Although on display on the flight deck for NavDex visitors, the tiny UAV was barely noticeable.
“It’s perfect for us,” said Lt. Cmdr. Charles-Eric Canonne, the ship’s executive officer. “It’s small and light, and easy to handle.”
Bailly, while expressing confidence in the ship’s ability to carry out constabulary missions and operate on the high seas, acknowledged his chief concern is crew fatigue, should operations prove too intense.
“If we’re boarding one ship a day, it’s no problem,” he said. “But if we’re doing three a day, for several days, that could become an issue.
“But we’ll see. It’s experimental; that’s why we’re here.”
The L’Adroit’s Gowind design provides a very high command view from the bridge level, four decks above the main weather deck. Large windows provide a 360-degree panoramic view, and a walkway circles the entire pilothouse.
The ship’s combat information center is located behind the bridge, and behind that, to starboard, is the flight control center overlooking the flight deck. Small-boat launch-and-recovery operations from the twin stern ramps also are visible from the bridge.
A large space directly below the bridge is used as a demonstration center for various systems, and the crew, Canonne said, is increasingly using the space for communications and to set up laptop computers.

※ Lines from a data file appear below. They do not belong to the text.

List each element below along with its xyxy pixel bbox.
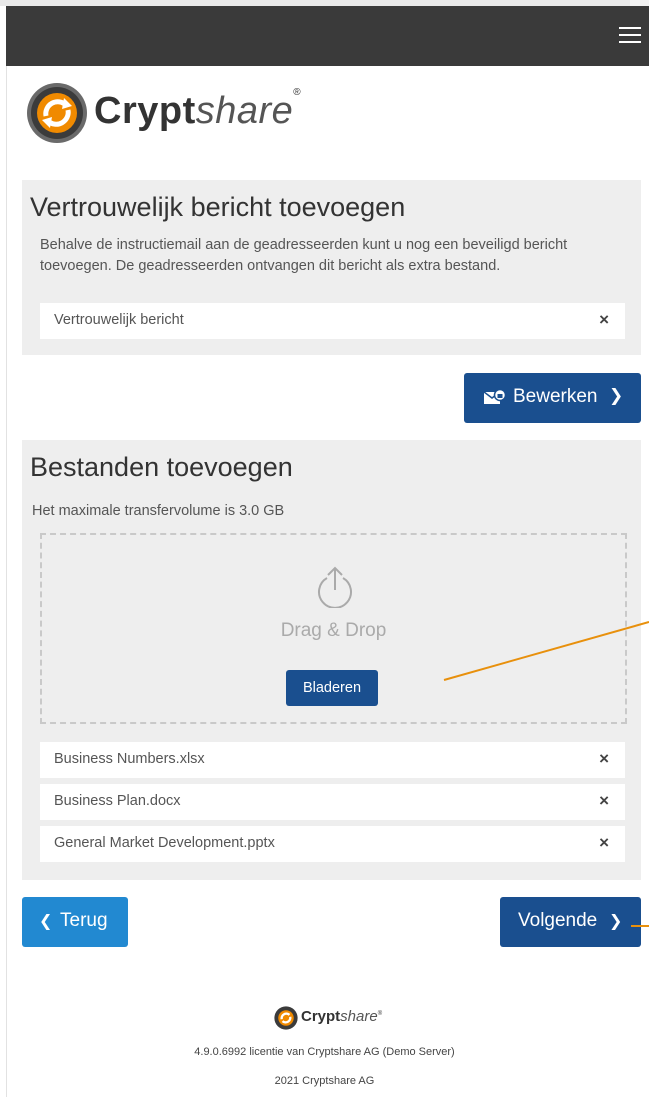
footer-copyright: 2021 Cryptshare AG — [274, 1075, 375, 1087]
annotation-lines — [443, 621, 649, 927]
footer-version: 4.9.0.6992 licentie van Cryptshare AG (D… — [194, 1046, 455, 1058]
footer-brand-name: Cryptshare® — [301, 1008, 383, 1025]
cryptshare-logo-icon — [274, 1006, 298, 1030]
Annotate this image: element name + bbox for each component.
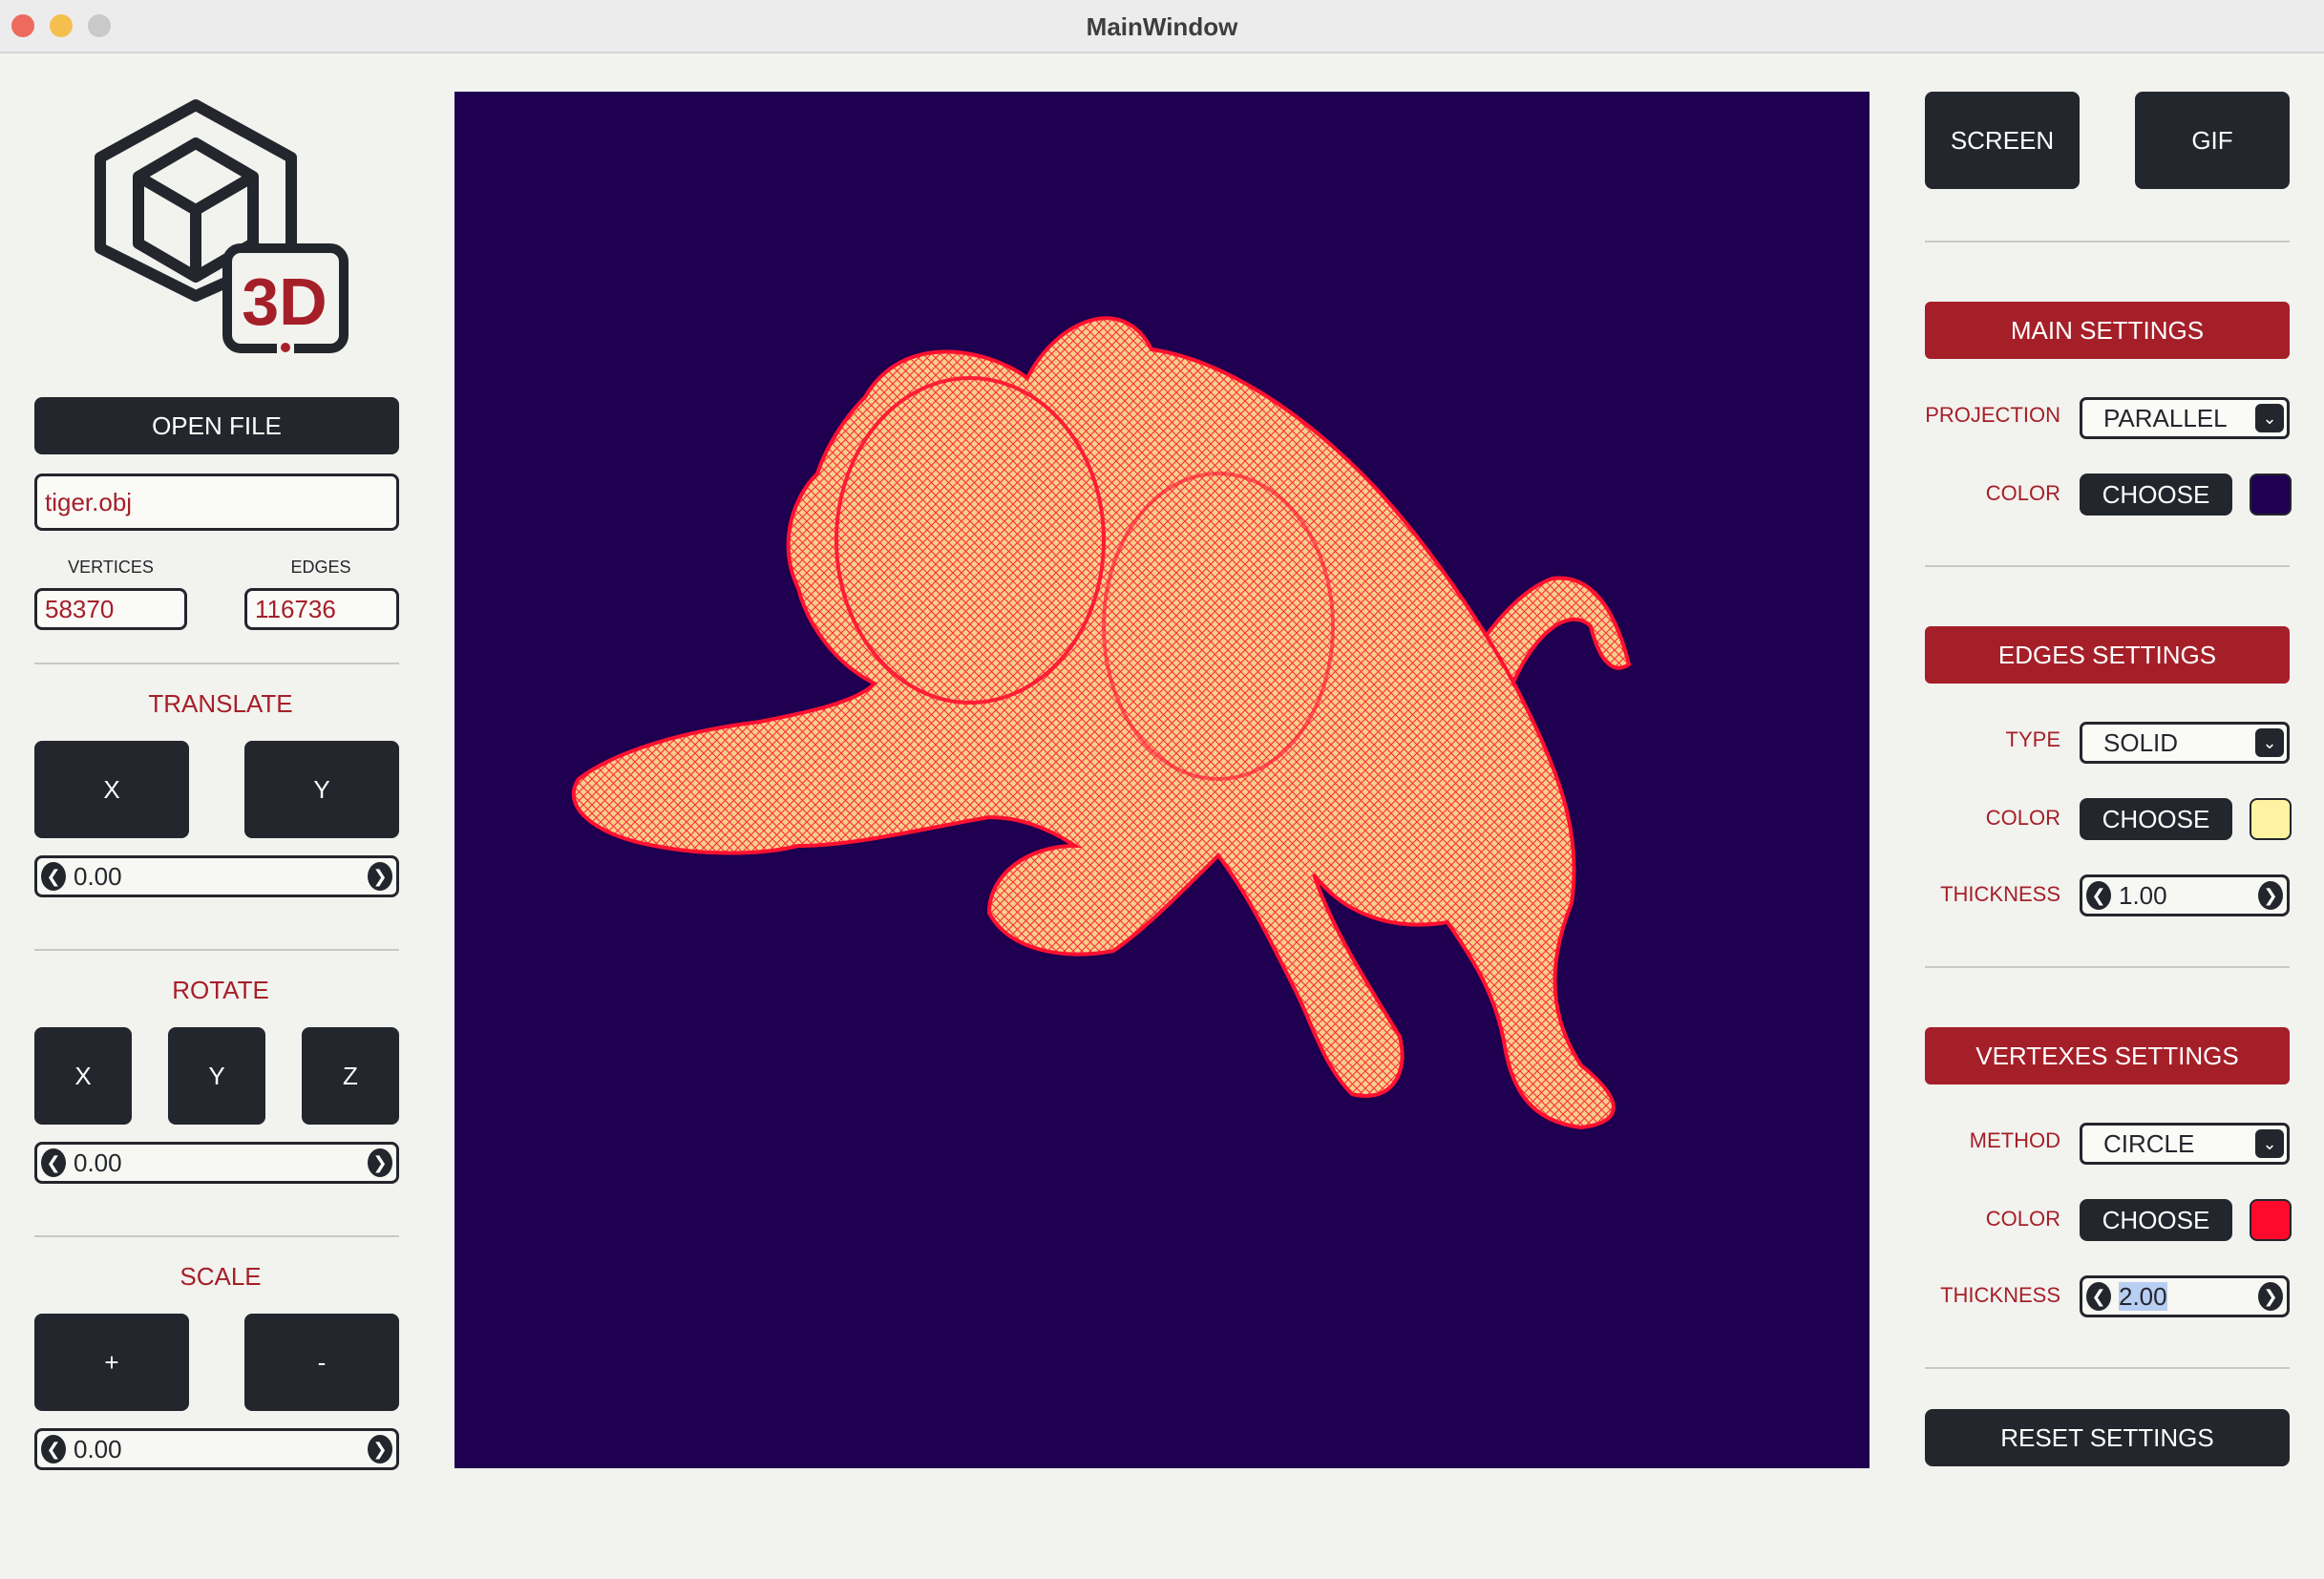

The hangar can accommodate a small, 5-ton helicopter, Canonne said, while the flight deck can take a 10-ton helo.
The side-by-side launch ramps in the stern are not covered over, but DCNS points out the Gowind is the only current design able to simultaneously launch and recover two rigid-hull inflatable boats (RHIBs).
Unlike other recovery systems where a RHIB charges up the ramp and crew members secure a rope around a hook, the L’Adroit trails a rope which the RHIB crew picks up in the water and attaches to their craft, which is hauled up the ramp by a winch.
The ramps normally are configured to operate 9.35-meter and 7.8-meter RHIBs, but, Canonne said, boats up to 11 meters long can be accommodated.
Dedicated spaces just forward of the ramps and below the flight deck allow special operations forces to gather and stow weapons and gear close to the boats, and a special changing room is provided.
The L’Adroit is fitted with 59 berths, and, unusual in a modern naval ship, the hull is pierced with five portholes a side, most in the mess spaces.
“I like them,” Bailly proudly declared. “It’s good. We’re not exactly a warship,” he noted.
A number of commercial-standard design features, rather than heavier and more expensive naval fittings, are evident. The relatively light hatches aren’t spring-loaded, meaning some fitted at an angle need more muscle power to open or will slam shut if one isn’t careful, and steep naval ladders are replaced by more conventional stairwells.
“You make compromises, that’s clear,” Canonne said.
A Gowind Success
DCNS has yet to find a paying customer for the Gowind OPV represented by the L’Adroit. But a larger, 2,000-ton “Gowind Combat Corvette” version was chosen in late 2011 by Malaysia for that country’s littoral combat ship program.
A source at the NavDex show said contract negotiations between DCNS and the Malaysian Navy to build six of the ships were in the “final stages,” with agreement expected soon.